On Friday the Indonesia government blocked access to Telegram, citing security concerns. Communications Minister Rudiantara told Reuters Telegram had not processed government requests to take down “radical” content quickly enough.

In a message on the site Telegram founder Pavel Durov (pictured) claimed there had been a “miscommunication” with Indonesian authorities, as he was not aware of a request by the government to take down certain channels, Reuters reported.

“Telegram is heavily encrypted and privacy-oriented, but we’re no friends of terrorists,” Durov said on his channel, adding the company took steps to block certain channels reported by the Indonesian government to carry terrorism-related content.

Indonesian President Joko Widodo said other social media platforms would not be affected by the ban.

Telegram has often been mired in controversy, chief among which are reports its high security means it is used by terrorists.

Many messaging apps, including Telegram and WhatsApp, offer end-to-end encryption, which means not even the companies running the platform can see the messages.

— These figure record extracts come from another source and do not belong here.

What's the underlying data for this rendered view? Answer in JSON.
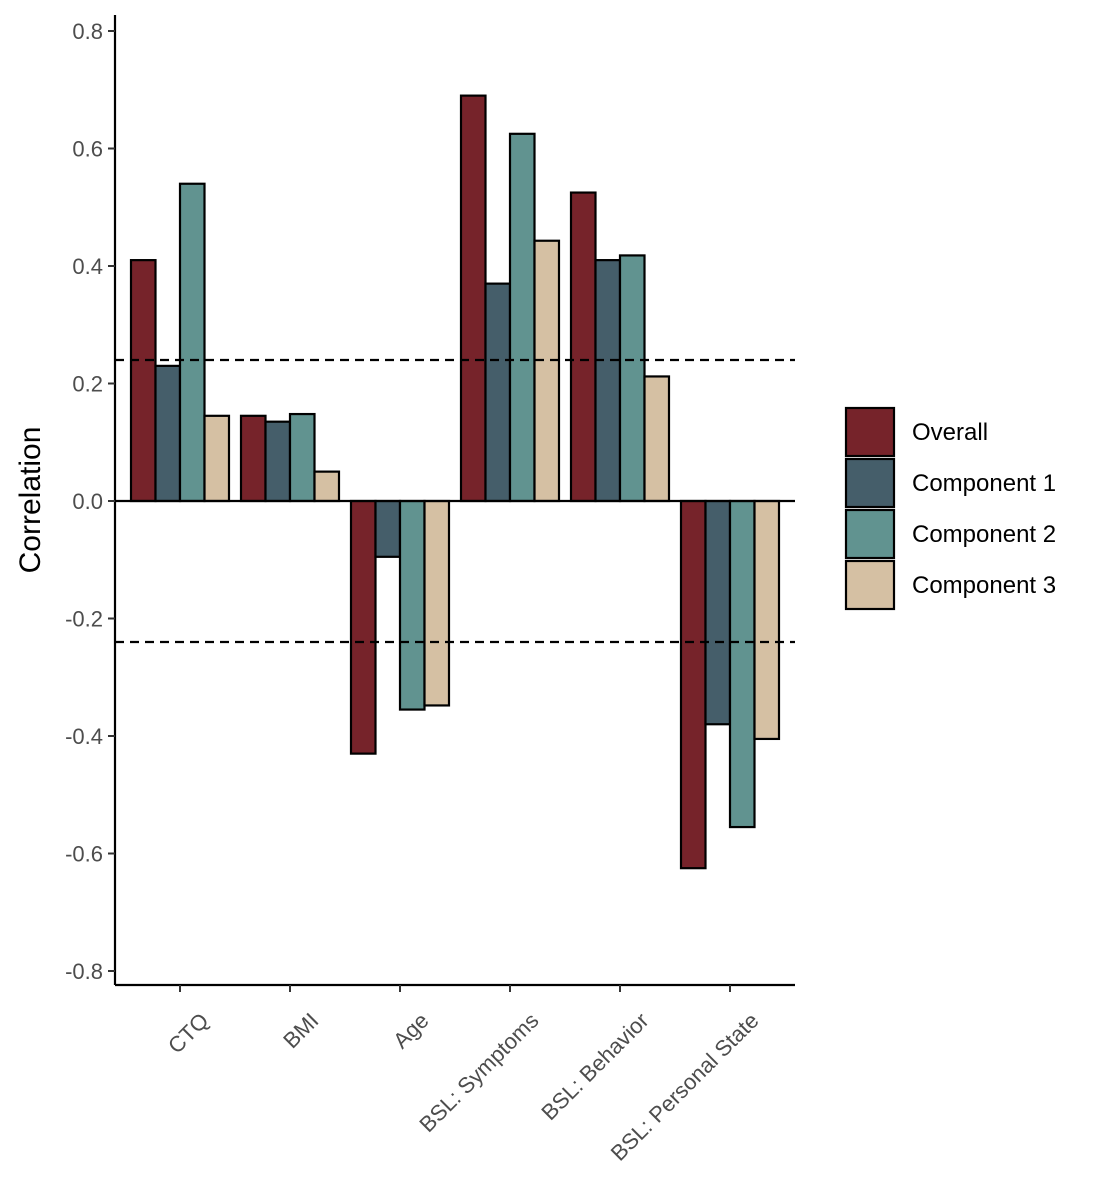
{
  "chart_data": {
    "type": "bar",
    "title": "",
    "xlabel": "",
    "ylabel": "Correlation",
    "ylim": [
      -0.82,
      0.82
    ],
    "yticks": [
      "-0.8",
      "-0.6",
      "-0.4",
      "-0.2",
      "0.0",
      "0.2",
      "0.4",
      "0.6",
      "0.8"
    ],
    "categories": [
      "CTQ",
      "BMI",
      "Age",
      "BSL: Symptoms",
      "BSL: Behavior",
      "BSL: Personal State"
    ],
    "series": [
      {
        "name": "Overall",
        "color": "#76232a",
        "values": [
          0.41,
          0.145,
          -0.43,
          0.69,
          0.525,
          -0.625
        ]
      },
      {
        "name": "Component 1",
        "color": "#455e6a",
        "values": [
          0.23,
          0.135,
          -0.095,
          0.37,
          0.41,
          -0.38
        ]
      },
      {
        "name": "Component 2",
        "color": "#619390",
        "values": [
          0.54,
          0.148,
          -0.355,
          0.625,
          0.418,
          -0.555
        ]
      },
      {
        "name": "Component 3",
        "color": "#d5c0a3",
        "values": [
          0.145,
          0.05,
          -0.348,
          0.443,
          0.212,
          -0.405
        ]
      }
    ],
    "reference_lines": [
      0.24,
      -0.24
    ],
    "grid": false,
    "legend_position": "right"
  }
}
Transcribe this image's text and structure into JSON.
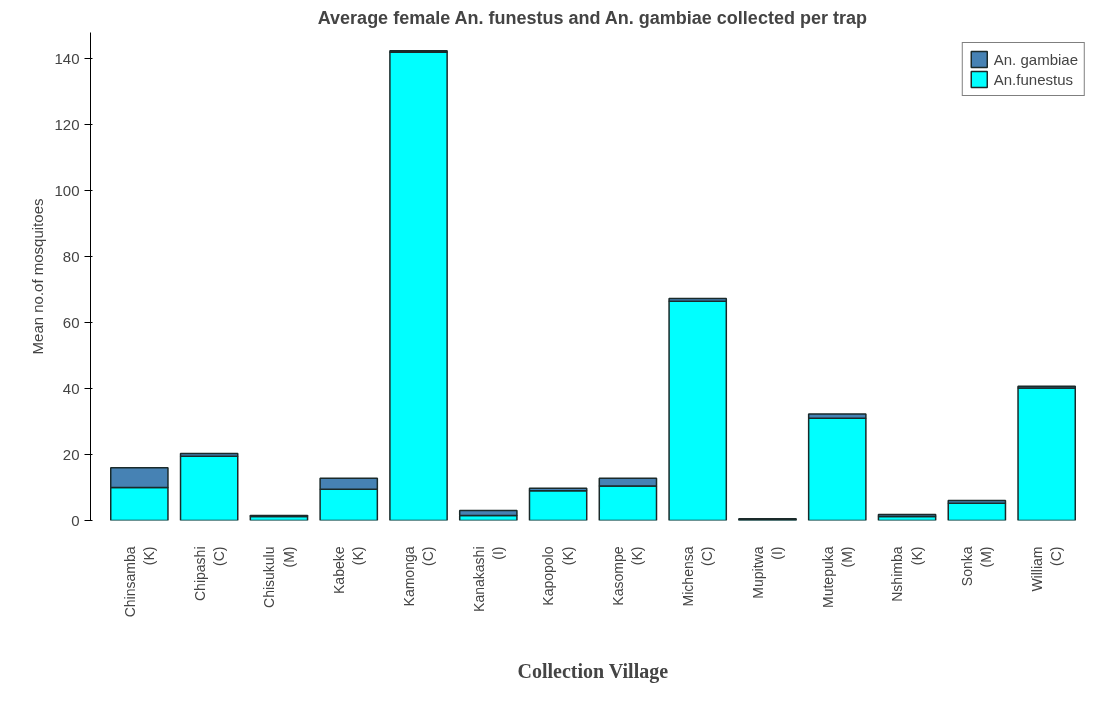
{
  "chart_data": {
    "type": "bar",
    "stacked": true,
    "title": "Average female An. funestus and An. gambiae collected per trap",
    "xlabel": "Collection Village",
    "ylabel": "Mean no.of mosquitoes",
    "categories": [
      "Chinsamba\n(K)",
      "Chipashi\n(C)",
      "Chisukulu\n(M)",
      "Kabeke\n(K)",
      "Kamonga\n(C)",
      "Kanakashi\n(I)",
      "Kapopolo\n(K)",
      "Kasompe\n(K)",
      "Michensa\n(C)",
      "Mupitwa\n(I)",
      "Mutepuka\n(M)",
      "Nshimba\n(K)",
      "Sonka\n(M)",
      "William\n(C)"
    ],
    "series": [
      {
        "name": "An.funestus",
        "color": "#00ffff",
        "values": [
          10,
          19.5,
          1.2,
          9.5,
          142,
          1.5,
          9,
          10.5,
          66.5,
          0.2,
          31,
          1.2,
          5.2,
          40.2
        ]
      },
      {
        "name": "An. gambiae",
        "color": "#4682b4",
        "values": [
          6,
          0.8,
          0.3,
          3.3,
          0.5,
          1.5,
          0.8,
          2.3,
          0.8,
          0.3,
          1.3,
          0.6,
          0.9,
          0.5
        ]
      }
    ],
    "ylim": [
      0,
      148
    ],
    "yticks": [
      0,
      20,
      40,
      60,
      80,
      100,
      120,
      140
    ],
    "grid": false,
    "legend": "top right"
  }
}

Security officials in several countries have complained these apps provide a safe space for militants to communicate with each other, with Australia and the UK urging technology companies to do more to help security agencies thwart threats, Reuters reported.

In late June Russia’s Federal Security Service (FSB) said Telegram was used by terrorists to plan attacks in the country. The claim came days after Russian regulator Roskomnadzor threatened to block Telegram if the secure messaging app maker did not provide information about the company which controls it.